Propos sur le temps qu’il fait…

Path Through a Meadow

Traiter du temps qu’il fait! N’est-ce pas sombrer dans la banalité alors qu’il y a tant d’événements dramatiques comme les guerres au Proche-Orient ou de faits croustillants comme la nudité à son bureau d’un conseiller national? Et pourtant c’est le sujet dont on parle le plus souvent, surtout en cet été particulier. Même «La Liberté» a fait sa une sur la météo le week-end du 23 août. Le temps qu’il fait peut d’ailleurs offrir une occasion de philosopher. Alors que je me plaignais du climat, ma femme me rapporta ces paroles d’un sage monsieur qu’elle avait croisé: «Il faut en profiter; des étés comme celui-ci, on n’en aura pas souvent!»

Ces propos sont un beau condensé de philosophie. Ils nous rappellent d’abord que chaque saison, chaque jour et chaque instant sont uniques et donc infiniment précieux, à condition que nous sachions discerner leur radicale nouveauté. Il n’existe pas deux moments pareils, alors profitons de chacun d’eux car tous ont quelque chose à nous donner et à nous apprendre. «Carpe diem», cueille le jour présent, recommandent les disciples d’Epicure. Mais qui sait encore s’émerveiller et extraire le suc de l’instant pour en nourrir son existence? Trop souvent, nous passons à côté des êtres ou nous vivons à contretemps en vomissant sur le présent, dans les deux sens du mot. Quel été pourri!

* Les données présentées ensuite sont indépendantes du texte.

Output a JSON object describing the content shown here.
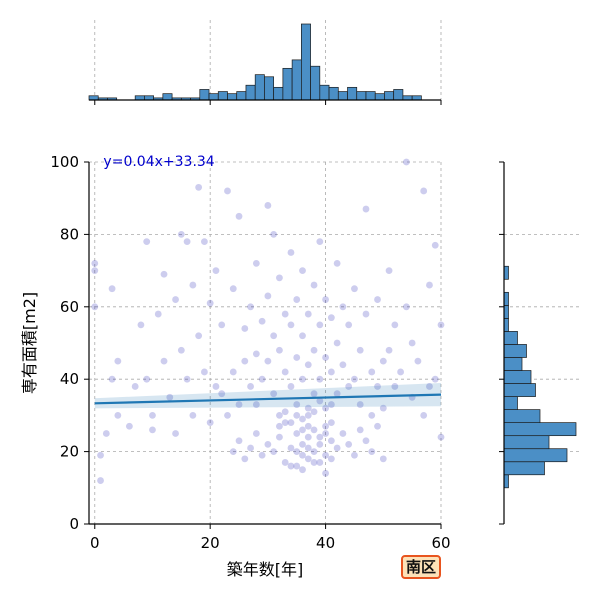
{
  "chart_data": [
    {
      "type": "scatter",
      "xlabel": "築年数[年]",
      "ylabel": "専有面積[m2]",
      "xlim": [
        -1,
        60
      ],
      "ylim": [
        0,
        100
      ],
      "x_ticks": [
        "0",
        "20",
        "40",
        "60"
      ],
      "y_ticks": [
        "0",
        "20",
        "40",
        "60",
        "80",
        "100"
      ],
      "grid": true,
      "point_color": "#1a1ab0",
      "regression": {
        "label": "y=0.04x+33.34",
        "slope": 0.04,
        "intercept": 33.34,
        "color": "#1f77b4",
        "label_color": "#0000cc"
      },
      "points": [
        [
          0,
          72
        ],
        [
          0,
          70
        ],
        [
          0,
          60
        ],
        [
          1,
          19
        ],
        [
          1,
          12
        ],
        [
          2,
          25
        ],
        [
          3,
          40
        ],
        [
          3,
          65
        ],
        [
          4,
          45
        ],
        [
          4,
          30
        ],
        [
          6,
          27
        ],
        [
          7,
          38
        ],
        [
          8,
          55
        ],
        [
          9,
          78
        ],
        [
          9,
          40
        ],
        [
          10,
          30
        ],
        [
          10,
          26
        ],
        [
          11,
          58
        ],
        [
          12,
          69
        ],
        [
          12,
          45
        ],
        [
          13,
          35
        ],
        [
          14,
          25
        ],
        [
          14,
          62
        ],
        [
          15,
          80
        ],
        [
          15,
          48
        ],
        [
          16,
          78
        ],
        [
          16,
          40
        ],
        [
          17,
          66
        ],
        [
          17,
          30
        ],
        [
          18,
          93
        ],
        [
          18,
          52
        ],
        [
          19,
          42
        ],
        [
          19,
          78
        ],
        [
          20,
          61
        ],
        [
          20,
          28
        ],
        [
          21,
          70
        ],
        [
          21,
          38
        ],
        [
          22,
          36
        ],
        [
          22,
          55
        ],
        [
          23,
          92
        ],
        [
          23,
          30
        ],
        [
          24,
          65
        ],
        [
          24,
          42
        ],
        [
          25,
          85
        ],
        [
          25,
          33
        ],
        [
          26,
          54
        ],
        [
          26,
          45
        ],
        [
          27,
          60
        ],
        [
          27,
          38
        ],
        [
          28,
          72
        ],
        [
          28,
          47
        ],
        [
          28,
          33
        ],
        [
          29,
          56
        ],
        [
          29,
          40
        ],
        [
          30,
          88
        ],
        [
          30,
          63
        ],
        [
          30,
          45
        ],
        [
          31,
          80
        ],
        [
          31,
          52
        ],
        [
          31,
          36
        ],
        [
          32,
          68
        ],
        [
          32,
          48
        ],
        [
          32,
          30
        ],
        [
          33,
          58
        ],
        [
          33,
          42
        ],
        [
          33,
          28
        ],
        [
          34,
          75
        ],
        [
          34,
          55
        ],
        [
          34,
          38
        ],
        [
          35,
          62
        ],
        [
          35,
          46
        ],
        [
          35,
          33
        ],
        [
          36,
          70
        ],
        [
          36,
          52
        ],
        [
          36,
          40
        ],
        [
          37,
          58
        ],
        [
          37,
          44
        ],
        [
          37,
          30
        ],
        [
          38,
          66
        ],
        [
          38,
          48
        ],
        [
          38,
          36
        ],
        [
          39,
          78
        ],
        [
          39,
          55
        ],
        [
          39,
          40
        ],
        [
          40,
          62
        ],
        [
          40,
          46
        ],
        [
          40,
          32
        ],
        [
          41,
          57
        ],
        [
          41,
          42
        ],
        [
          42,
          72
        ],
        [
          42,
          50
        ],
        [
          42,
          36
        ],
        [
          43,
          60
        ],
        [
          43,
          44
        ],
        [
          44,
          38
        ],
        [
          44,
          55
        ],
        [
          45,
          65
        ],
        [
          45,
          40
        ],
        [
          46,
          48
        ],
        [
          46,
          33
        ],
        [
          47,
          87
        ],
        [
          47,
          58
        ],
        [
          48,
          42
        ],
        [
          48,
          30
        ],
        [
          49,
          62
        ],
        [
          49,
          38
        ],
        [
          50,
          45
        ],
        [
          50,
          32
        ],
        [
          51,
          70
        ],
        [
          51,
          48
        ],
        [
          52,
          38
        ],
        [
          52,
          55
        ],
        [
          53,
          42
        ],
        [
          54,
          100
        ],
        [
          54,
          60
        ],
        [
          55,
          35
        ],
        [
          55,
          50
        ],
        [
          56,
          45
        ],
        [
          57,
          92
        ],
        [
          57,
          30
        ],
        [
          58,
          66
        ],
        [
          58,
          38
        ],
        [
          59,
          40
        ],
        [
          59,
          77
        ],
        [
          60,
          24
        ],
        [
          60,
          55
        ],
        [
          35,
          25
        ],
        [
          36,
          22
        ],
        [
          37,
          18
        ],
        [
          38,
          20
        ],
        [
          39,
          24
        ],
        [
          40,
          19
        ],
        [
          41,
          23
        ],
        [
          34,
          21
        ],
        [
          33,
          17
        ],
        [
          32,
          24
        ],
        [
          31,
          20
        ],
        [
          30,
          22
        ],
        [
          29,
          19
        ],
        [
          28,
          25
        ],
        [
          27,
          21
        ],
        [
          26,
          18
        ],
        [
          25,
          23
        ],
        [
          24,
          20
        ],
        [
          35,
          16
        ],
        [
          36,
          15
        ],
        [
          37,
          27
        ],
        [
          38,
          26
        ],
        [
          39,
          17
        ],
        [
          40,
          14
        ],
        [
          41,
          28
        ],
        [
          42,
          21
        ],
        [
          43,
          25
        ],
        [
          44,
          22
        ],
        [
          45,
          19
        ],
        [
          46,
          26
        ],
        [
          47,
          23
        ],
        [
          48,
          20
        ],
        [
          49,
          27
        ],
        [
          50,
          18
        ],
        [
          34,
          28
        ],
        [
          35,
          30
        ],
        [
          36,
          29
        ],
        [
          37,
          32
        ],
        [
          38,
          31
        ],
        [
          39,
          34
        ],
        [
          40,
          27
        ],
        [
          41,
          33
        ],
        [
          32,
          27
        ],
        [
          33,
          31
        ],
        [
          36,
          19
        ],
        [
          37,
          21
        ],
        [
          38,
          17
        ],
        [
          39,
          22
        ],
        [
          40,
          25
        ],
        [
          41,
          18
        ],
        [
          34,
          16
        ],
        [
          35,
          20
        ],
        [
          36,
          26
        ],
        [
          37,
          24
        ]
      ]
    },
    {
      "type": "bar",
      "orientation": "vertical",
      "bin_start": -1,
      "bin_width": 1.6,
      "counts": [
        2,
        1,
        1,
        0,
        0,
        2,
        2,
        1,
        3,
        1,
        1,
        1,
        5,
        3,
        4,
        3,
        4,
        7,
        12,
        11,
        6,
        15,
        19,
        36,
        16,
        7,
        6,
        4,
        6,
        4,
        4,
        3,
        4,
        5,
        2,
        2
      ],
      "bar_color": "#4b8fc6",
      "edge_color": "#1a1a1a"
    },
    {
      "type": "bar",
      "orientation": "horizontal",
      "bin_start": 10,
      "bin_width": 3.6,
      "counts": [
        1,
        9,
        14,
        10,
        16,
        8,
        3,
        7,
        6,
        4,
        5,
        3,
        1,
        1,
        1,
        0,
        1,
        0,
        0,
        0,
        0,
        0,
        0,
        0,
        0
      ],
      "bar_color": "#4b8fc6",
      "edge_color": "#1a1a1a"
    }
  ],
  "badge": {
    "label": "南区",
    "bg": "#fde2b8",
    "border": "#e8541e"
  }
}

La remarque du monsieur nous renvoie aussi au cœur de la vision des stoïciens en nous apprenant à choisir le bon côté d’un événement. Dans son célèbre «Manuel», Epictète commence par distinguer deux sphères: celle de l’esclavage et celle de la liberté. L’esclavage consiste à vouloir absolument modifier des faits qui ne dépendent pas de nous: le passé ou le temps qu’il fait, par exemple. Ce combat est vain et sans issue. Que d’énergie perdue en regrettant un acte passé ou en se lamentant sur les conditions météorologiques! Nous voici esclaves de ce qui ne relève pas de nous. La liberté revient au contraire à se focaliser sur ce qui dépend réellement de nous: le jugement porté sur ce qui nous arrive et les décisions d’agir dans le présent. Ainsi je ne peux pas changer le temps d’aujourd’hui, mais je puis l’accueillir positivement ou négativement et décider d’un comportement en conséquence. Il pleut et il vente? Vais-je gémir et me morfondre en tournant en rond ou profiter des circonstances pour aller visiter un monument, voire pour admirer les vagues et la couleur si spéciale d’un lac?

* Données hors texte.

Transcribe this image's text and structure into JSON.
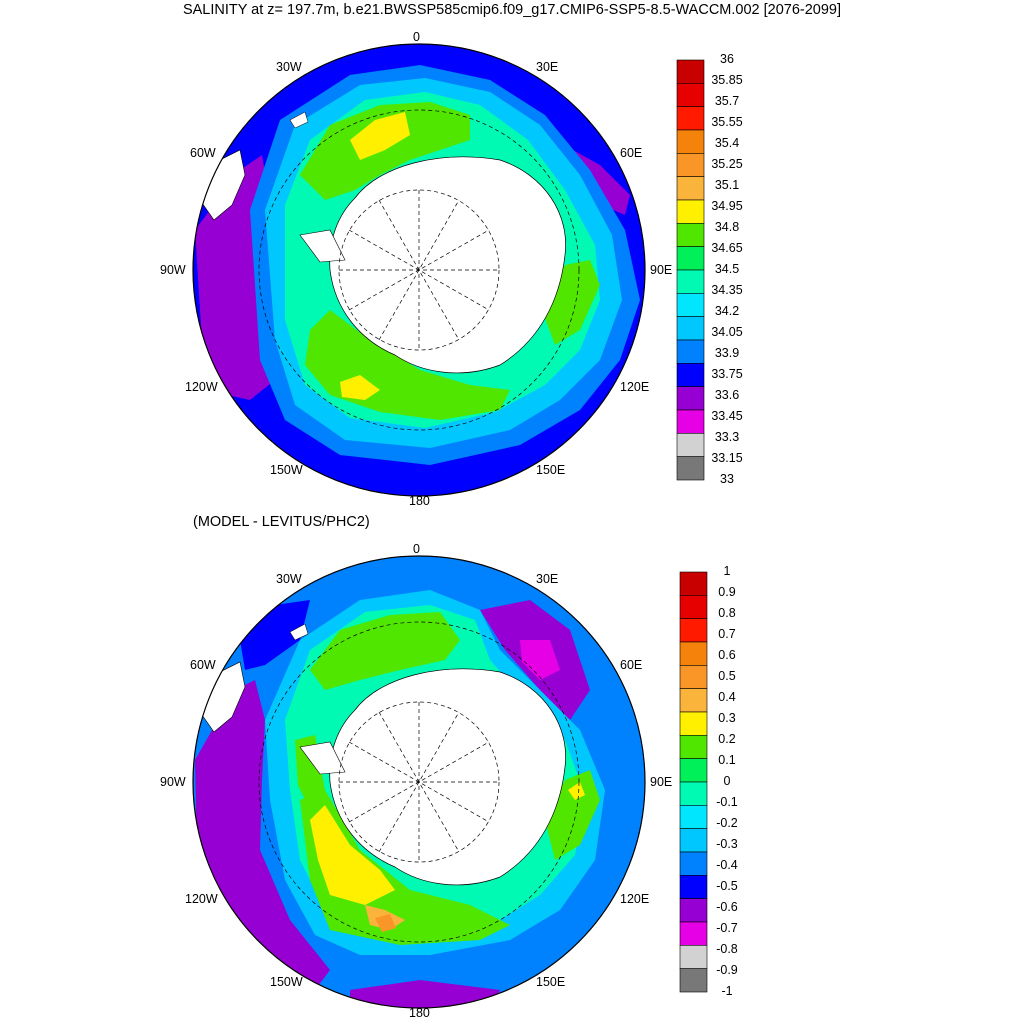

Epictète le résume très bien: «Ce qui trouble les hommes, ce ne sont pas les choses, mais la façon dont ils se les représentent. Qu’est-ce donc qui est à toi? L’usage des représentations.» Je suis responsable de mes états d’âme: soit je me torture en m’enchaînant à un jugement négatif sur ce qui m’échappe, soit je me libère en changeant ma représentation et en choisissant d’agir de manière constructive. «Toute chose a deux prises, ajoute Epictète, l’une par laquelle on peut la porter, l’autre par laquelle on ne peut pas la porter.»

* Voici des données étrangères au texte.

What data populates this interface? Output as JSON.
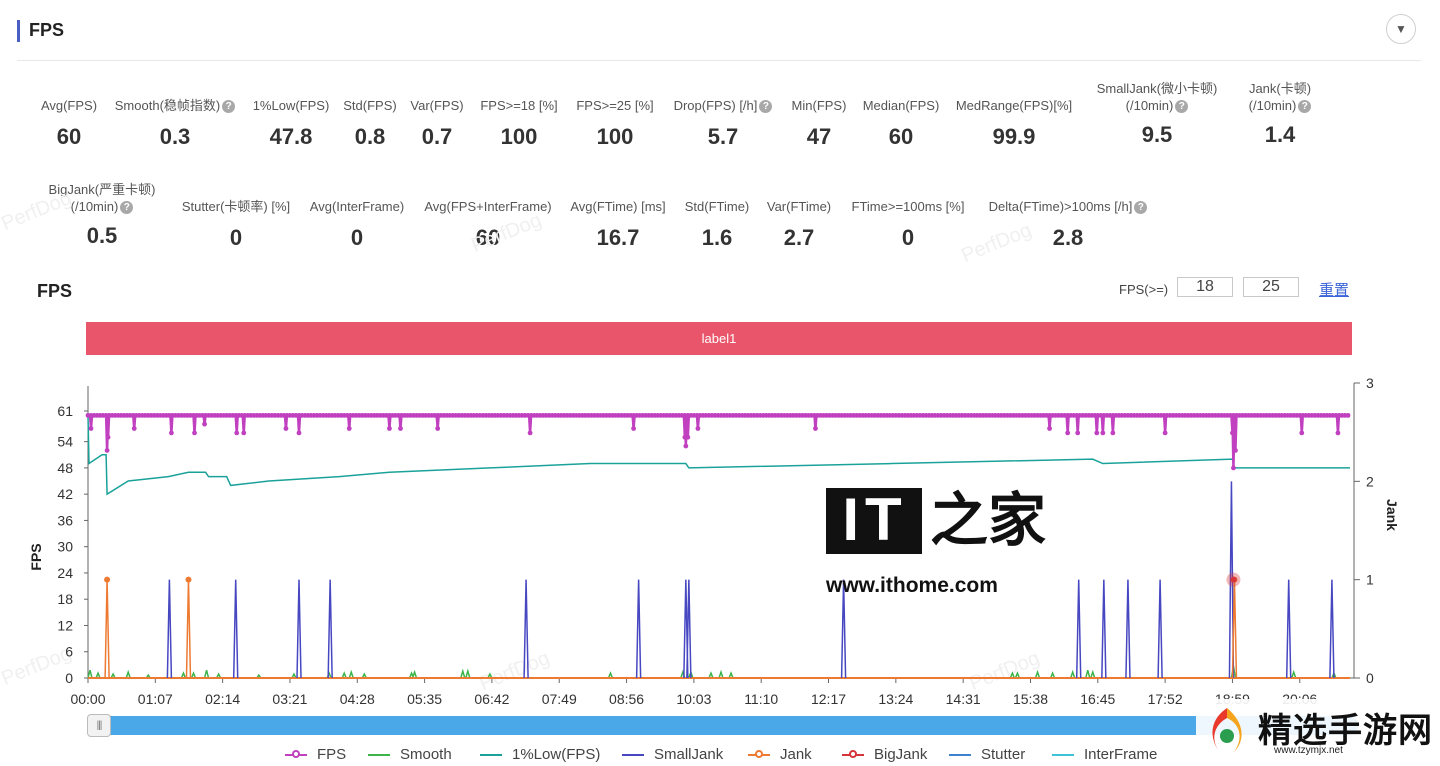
{
  "panel": {
    "title": "FPS",
    "collapse_icon": "chevron-down-icon"
  },
  "stats_row1": [
    {
      "label": "Avg(FPS)",
      "value": "60",
      "help": false
    },
    {
      "label": "Smooth(稳帧指数)",
      "value": "0.3",
      "help": true
    },
    {
      "label": "1%Low(FPS)",
      "value": "47.8",
      "help": false
    },
    {
      "label": "Std(FPS)",
      "value": "0.8",
      "help": false
    },
    {
      "label": "Var(FPS)",
      "value": "0.7",
      "help": false
    },
    {
      "label": "FPS>=18 [%]",
      "value": "100",
      "help": false
    },
    {
      "label": "FPS>=25 [%]",
      "value": "100",
      "help": false
    },
    {
      "label": "Drop(FPS) [/h]",
      "value": "5.7",
      "help": true
    },
    {
      "label": "Min(FPS)",
      "value": "47",
      "help": false
    },
    {
      "label": "Median(FPS)",
      "value": "60",
      "help": false
    },
    {
      "label": "MedRange(FPS)[%]",
      "value": "99.9",
      "help": false
    },
    {
      "label": "SmallJank(微小卡顿)",
      "label2": "(/10min)",
      "value": "9.5",
      "help": true
    },
    {
      "label": "Jank(卡顿)",
      "label2": "(/10min)",
      "value": "1.4",
      "help": true
    }
  ],
  "stats_row2": [
    {
      "label": "BigJank(严重卡顿)",
      "label2": "(/10min)",
      "value": "0.5",
      "help": true
    },
    {
      "label": "Stutter(卡顿率) [%]",
      "value": "0",
      "help": false
    },
    {
      "label": "Avg(InterFrame)",
      "value": "0",
      "help": false
    },
    {
      "label": "Avg(FPS+InterFrame)",
      "value": "60",
      "help": false
    },
    {
      "label": "Avg(FTime) [ms]",
      "value": "16.7",
      "help": false
    },
    {
      "label": "Std(FTime)",
      "value": "1.6",
      "help": false
    },
    {
      "label": "Var(FTime)",
      "value": "2.7",
      "help": false
    },
    {
      "label": "FTime>=100ms [%]",
      "value": "0",
      "help": false
    },
    {
      "label": "Delta(FTime)>100ms [/h]",
      "value": "2.8",
      "help": true
    }
  ],
  "chart_section": {
    "title": "FPS",
    "threshold_label": "FPS(>=)",
    "threshold_low": "18",
    "threshold_high": "25",
    "reset_label": "重置",
    "band_label": "label1",
    "slider_handle": "|||"
  },
  "chart_data": {
    "type": "line",
    "xlabel": "",
    "ylabel_left": "FPS",
    "ylabel_right": "Jank",
    "x_ticks": [
      "00:00",
      "01:07",
      "02:14",
      "03:21",
      "04:28",
      "05:35",
      "06:42",
      "07:49",
      "08:56",
      "10:03",
      "11:10",
      "12:17",
      "13:24",
      "14:31",
      "15:38",
      "16:45",
      "17:52",
      "18:59",
      "20:06"
    ],
    "y_left_ticks": [
      0,
      6,
      12,
      18,
      24,
      30,
      36,
      42,
      48,
      54,
      61
    ],
    "y_left_range": [
      0,
      61
    ],
    "y_right_ticks": [
      0,
      1,
      2,
      3
    ],
    "y_right_range": [
      0,
      3
    ],
    "duration_seconds": 1256,
    "series": [
      {
        "name": "FPS",
        "color": "#c040c0",
        "baseline": 60,
        "dips": [
          [
            3,
            57
          ],
          [
            19,
            52
          ],
          [
            20,
            55
          ],
          [
            46,
            57
          ],
          [
            83,
            56
          ],
          [
            106,
            56
          ],
          [
            116,
            58
          ],
          [
            148,
            56
          ],
          [
            155,
            56
          ],
          [
            197,
            57
          ],
          [
            210,
            56
          ],
          [
            260,
            57
          ],
          [
            300,
            57
          ],
          [
            311,
            57
          ],
          [
            348,
            57
          ],
          [
            440,
            56
          ],
          [
            543,
            57
          ],
          [
            594,
            55
          ],
          [
            595,
            53
          ],
          [
            597,
            55
          ],
          [
            607,
            57
          ],
          [
            724,
            57
          ],
          [
            957,
            57
          ],
          [
            975,
            56
          ],
          [
            985,
            56
          ],
          [
            1004,
            56
          ],
          [
            1010,
            56
          ],
          [
            1020,
            56
          ],
          [
            1072,
            56
          ],
          [
            1139,
            56
          ],
          [
            1140,
            48
          ],
          [
            1142,
            52
          ],
          [
            1208,
            56
          ],
          [
            1244,
            56
          ]
        ]
      },
      {
        "name": "1%Low(FPS)",
        "color": "#1aa29a",
        "points": [
          [
            0,
            60
          ],
          [
            1,
            49
          ],
          [
            14,
            51
          ],
          [
            18,
            51
          ],
          [
            19,
            42
          ],
          [
            40,
            45
          ],
          [
            80,
            46
          ],
          [
            100,
            47
          ],
          [
            117,
            47
          ],
          [
            120,
            46
          ],
          [
            138,
            46
          ],
          [
            142,
            44
          ],
          [
            180,
            45
          ],
          [
            250,
            46
          ],
          [
            300,
            47
          ],
          [
            400,
            48
          ],
          [
            500,
            49
          ],
          [
            595,
            49
          ],
          [
            598,
            48
          ],
          [
            800,
            49
          ],
          [
            1000,
            50
          ],
          [
            1010,
            49
          ],
          [
            1139,
            50
          ],
          [
            1141,
            48
          ],
          [
            1256,
            48
          ]
        ]
      },
      {
        "name": "SmallJank",
        "color": "#4747c2",
        "spikes": [
          [
            81,
            1
          ],
          [
            147,
            1
          ],
          [
            210,
            1
          ],
          [
            241,
            1
          ],
          [
            436,
            1
          ],
          [
            595,
            1
          ],
          [
            598,
            1
          ],
          [
            548,
            1
          ],
          [
            752,
            1
          ],
          [
            986,
            1
          ],
          [
            1011,
            1
          ],
          [
            1035,
            1
          ],
          [
            1067,
            1
          ],
          [
            1138,
            2
          ],
          [
            1195,
            1
          ],
          [
            1238,
            1
          ]
        ]
      },
      {
        "name": "Jank",
        "color": "#ee7a32",
        "spikes": [
          [
            19,
            1
          ],
          [
            100,
            1
          ],
          [
            1141,
            1
          ]
        ]
      },
      {
        "name": "BigJank",
        "color": "#d6343a",
        "spikes": [
          [
            1140,
            1
          ]
        ]
      },
      {
        "name": "Smooth",
        "color": "#3cb44a",
        "bumps": [
          [
            2,
            0.08
          ],
          [
            10,
            0.05
          ],
          [
            25,
            0.04
          ],
          [
            40,
            0.06
          ],
          [
            60,
            0.03
          ],
          [
            95,
            0.05
          ],
          [
            105,
            0.05
          ],
          [
            118,
            0.08
          ],
          [
            130,
            0.04
          ],
          [
            170,
            0.03
          ],
          [
            205,
            0.04
          ],
          [
            240,
            0.05
          ],
          [
            255,
            0.05
          ],
          [
            262,
            0.06
          ],
          [
            275,
            0.04
          ],
          [
            322,
            0.05
          ],
          [
            325,
            0.06
          ],
          [
            373,
            0.07
          ],
          [
            378,
            0.07
          ],
          [
            400,
            0.04
          ],
          [
            520,
            0.05
          ],
          [
            592,
            0.06
          ],
          [
            600,
            0.06
          ],
          [
            620,
            0.05
          ],
          [
            630,
            0.06
          ],
          [
            640,
            0.05
          ],
          [
            920,
            0.05
          ],
          [
            925,
            0.05
          ],
          [
            945,
            0.06
          ],
          [
            960,
            0.05
          ],
          [
            980,
            0.06
          ],
          [
            995,
            0.08
          ],
          [
            1000,
            0.06
          ],
          [
            1140,
            0.12
          ],
          [
            1200,
            0.06
          ],
          [
            1240,
            0.05
          ]
        ]
      },
      {
        "name": "Stutter",
        "color": "#3c82cf",
        "values": []
      },
      {
        "name": "InterFrame",
        "color": "#3fc3d9",
        "values": []
      }
    ]
  },
  "watermarks": [
    "PerfDog",
    "PerfDog",
    "PerfDog",
    "PerfDog",
    "PerfDog",
    "PerfDog"
  ],
  "overlay_logo": {
    "it": "IT",
    "jia": "之家",
    "url": "www.ithome.com"
  },
  "site_logo": {
    "name": "精选手游网",
    "domain": "www.tzymjx.net"
  }
}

Est-ce à dire qu’il faut tout accepter béatement? Le climat mais aussi la guerre et la pornographie? Epictète n’a jamais affirmé cela puisqu’il écrit que le type de réaction dans le moment présent dépend de moi. Certes, je ne peux pas faire que tel ou tel conflit n’ait pas eu lieu – cela ne dépend pas de moi – mais il m’est possible de dénoncer les atrocités dans une lettre de lecteur et de donner une contribution pour aider les réfugiés. Ces deux dernières attitudes dépendent de moi. Dans une telle situation, la représentation négative serait au contraire de penser que «je n’y peux rien». L’un des drames de notre époque est que trop de gens récriminent contre le temps qu’il fait, mais se résignent face aux guerres et aux injustices. Ils sont devenus esclaves, car les conditions climatiques ne dépendent pas d’eux alors qu’ils pourraient avoir une influence, même minime, sur la barbarie humaine. Belle fin d’été!